Prime Minister Recep Tayyip Erdogan revealed late last month that Turkey's intelligence services had talks with Ocalan, which an aide said concerned disarming the outlawed Kurdistan Workers' Party (PKK).

The aide, Yalcin Akdogan, said Ocalan remains "the main actor" in efforts to resolve the three-decade-old Kurdish conflict, which has claimed some 45,000 lives.

Demirtas demanded the release of Ocalan, the imprisoned PKK leader, or the easing of his detention conditions.

"But if military operations and detention (of Kurdish activists) continue ... there is no point in pursuing this process," Demirtas said, adding that all parties to the conflict be included, including the political wing of the PKK.

Demirtas's remarks came after two prominent Kurdish politicians visited Ocalan in prison on the island of Imrali south of Istanbul, the first such visit since his incarceration in 1999.

Details of the closed-door meeting were not made public, but the government's green light for the visit was perceived as a sign that negotiations were in motion to end the conflict.
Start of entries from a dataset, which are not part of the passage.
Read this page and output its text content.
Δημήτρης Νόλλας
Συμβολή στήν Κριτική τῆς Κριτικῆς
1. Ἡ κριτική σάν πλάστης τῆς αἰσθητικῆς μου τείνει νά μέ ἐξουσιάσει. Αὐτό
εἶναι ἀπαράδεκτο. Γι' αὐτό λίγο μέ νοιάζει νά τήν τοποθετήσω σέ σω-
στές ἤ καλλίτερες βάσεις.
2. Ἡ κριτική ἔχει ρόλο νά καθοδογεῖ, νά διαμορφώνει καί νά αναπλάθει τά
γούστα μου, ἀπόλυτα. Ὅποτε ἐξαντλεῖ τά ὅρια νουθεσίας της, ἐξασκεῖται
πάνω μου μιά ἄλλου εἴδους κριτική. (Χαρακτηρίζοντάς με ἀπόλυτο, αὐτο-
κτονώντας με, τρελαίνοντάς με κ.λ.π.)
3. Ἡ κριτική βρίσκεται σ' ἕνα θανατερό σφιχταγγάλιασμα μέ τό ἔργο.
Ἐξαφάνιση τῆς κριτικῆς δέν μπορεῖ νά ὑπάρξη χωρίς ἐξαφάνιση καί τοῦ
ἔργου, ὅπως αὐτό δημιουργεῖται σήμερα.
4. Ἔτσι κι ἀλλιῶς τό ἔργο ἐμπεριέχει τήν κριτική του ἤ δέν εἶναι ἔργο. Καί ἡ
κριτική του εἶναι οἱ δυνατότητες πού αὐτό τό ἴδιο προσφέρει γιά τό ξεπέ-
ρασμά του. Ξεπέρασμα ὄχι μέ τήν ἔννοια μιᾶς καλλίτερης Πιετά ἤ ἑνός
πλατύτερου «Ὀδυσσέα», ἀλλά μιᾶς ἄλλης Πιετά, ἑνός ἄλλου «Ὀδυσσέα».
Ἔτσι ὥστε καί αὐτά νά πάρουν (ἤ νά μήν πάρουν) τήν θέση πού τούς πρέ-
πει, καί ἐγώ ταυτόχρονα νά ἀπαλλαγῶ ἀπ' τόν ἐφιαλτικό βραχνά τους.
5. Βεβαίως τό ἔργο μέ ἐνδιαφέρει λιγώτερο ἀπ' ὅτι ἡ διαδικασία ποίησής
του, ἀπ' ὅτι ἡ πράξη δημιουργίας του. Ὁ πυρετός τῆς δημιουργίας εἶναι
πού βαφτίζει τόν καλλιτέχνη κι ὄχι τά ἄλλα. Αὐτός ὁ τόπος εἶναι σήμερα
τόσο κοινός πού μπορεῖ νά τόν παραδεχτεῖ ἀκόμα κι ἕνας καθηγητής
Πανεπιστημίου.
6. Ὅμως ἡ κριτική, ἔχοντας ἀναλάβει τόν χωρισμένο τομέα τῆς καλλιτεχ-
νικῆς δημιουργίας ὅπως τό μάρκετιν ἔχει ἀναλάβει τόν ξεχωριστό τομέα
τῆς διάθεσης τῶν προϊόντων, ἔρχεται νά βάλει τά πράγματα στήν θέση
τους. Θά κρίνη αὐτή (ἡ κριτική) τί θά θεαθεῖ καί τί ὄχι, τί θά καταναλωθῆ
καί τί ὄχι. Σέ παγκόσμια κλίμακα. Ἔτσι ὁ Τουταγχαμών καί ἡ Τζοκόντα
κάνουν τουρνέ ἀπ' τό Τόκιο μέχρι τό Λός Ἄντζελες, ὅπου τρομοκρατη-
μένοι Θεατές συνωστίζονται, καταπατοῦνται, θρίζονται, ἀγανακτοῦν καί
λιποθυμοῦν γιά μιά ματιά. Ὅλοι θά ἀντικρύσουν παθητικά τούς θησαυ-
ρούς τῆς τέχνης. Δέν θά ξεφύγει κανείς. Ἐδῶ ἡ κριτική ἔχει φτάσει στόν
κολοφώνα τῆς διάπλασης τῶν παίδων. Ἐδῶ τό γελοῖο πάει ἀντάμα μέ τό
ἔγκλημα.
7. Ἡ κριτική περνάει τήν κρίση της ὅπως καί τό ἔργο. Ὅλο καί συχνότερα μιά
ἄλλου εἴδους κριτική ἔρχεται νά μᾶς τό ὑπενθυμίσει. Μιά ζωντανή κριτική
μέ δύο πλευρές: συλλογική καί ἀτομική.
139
After more than a decade behind bars, Ocalan is still a respected figure for a majority of Turkey's Kurds, although his influence among PKK hawks is believed to have diminished.

The PKK, listed as a terrorist group by Ankara, the United States and the European Union, took up arms in the Kurdish-majority southeast in 1984 in a quest for autonomy there.

Ankara initiated clandestine peace talks with prominent rebel figures in 2009 but they failed.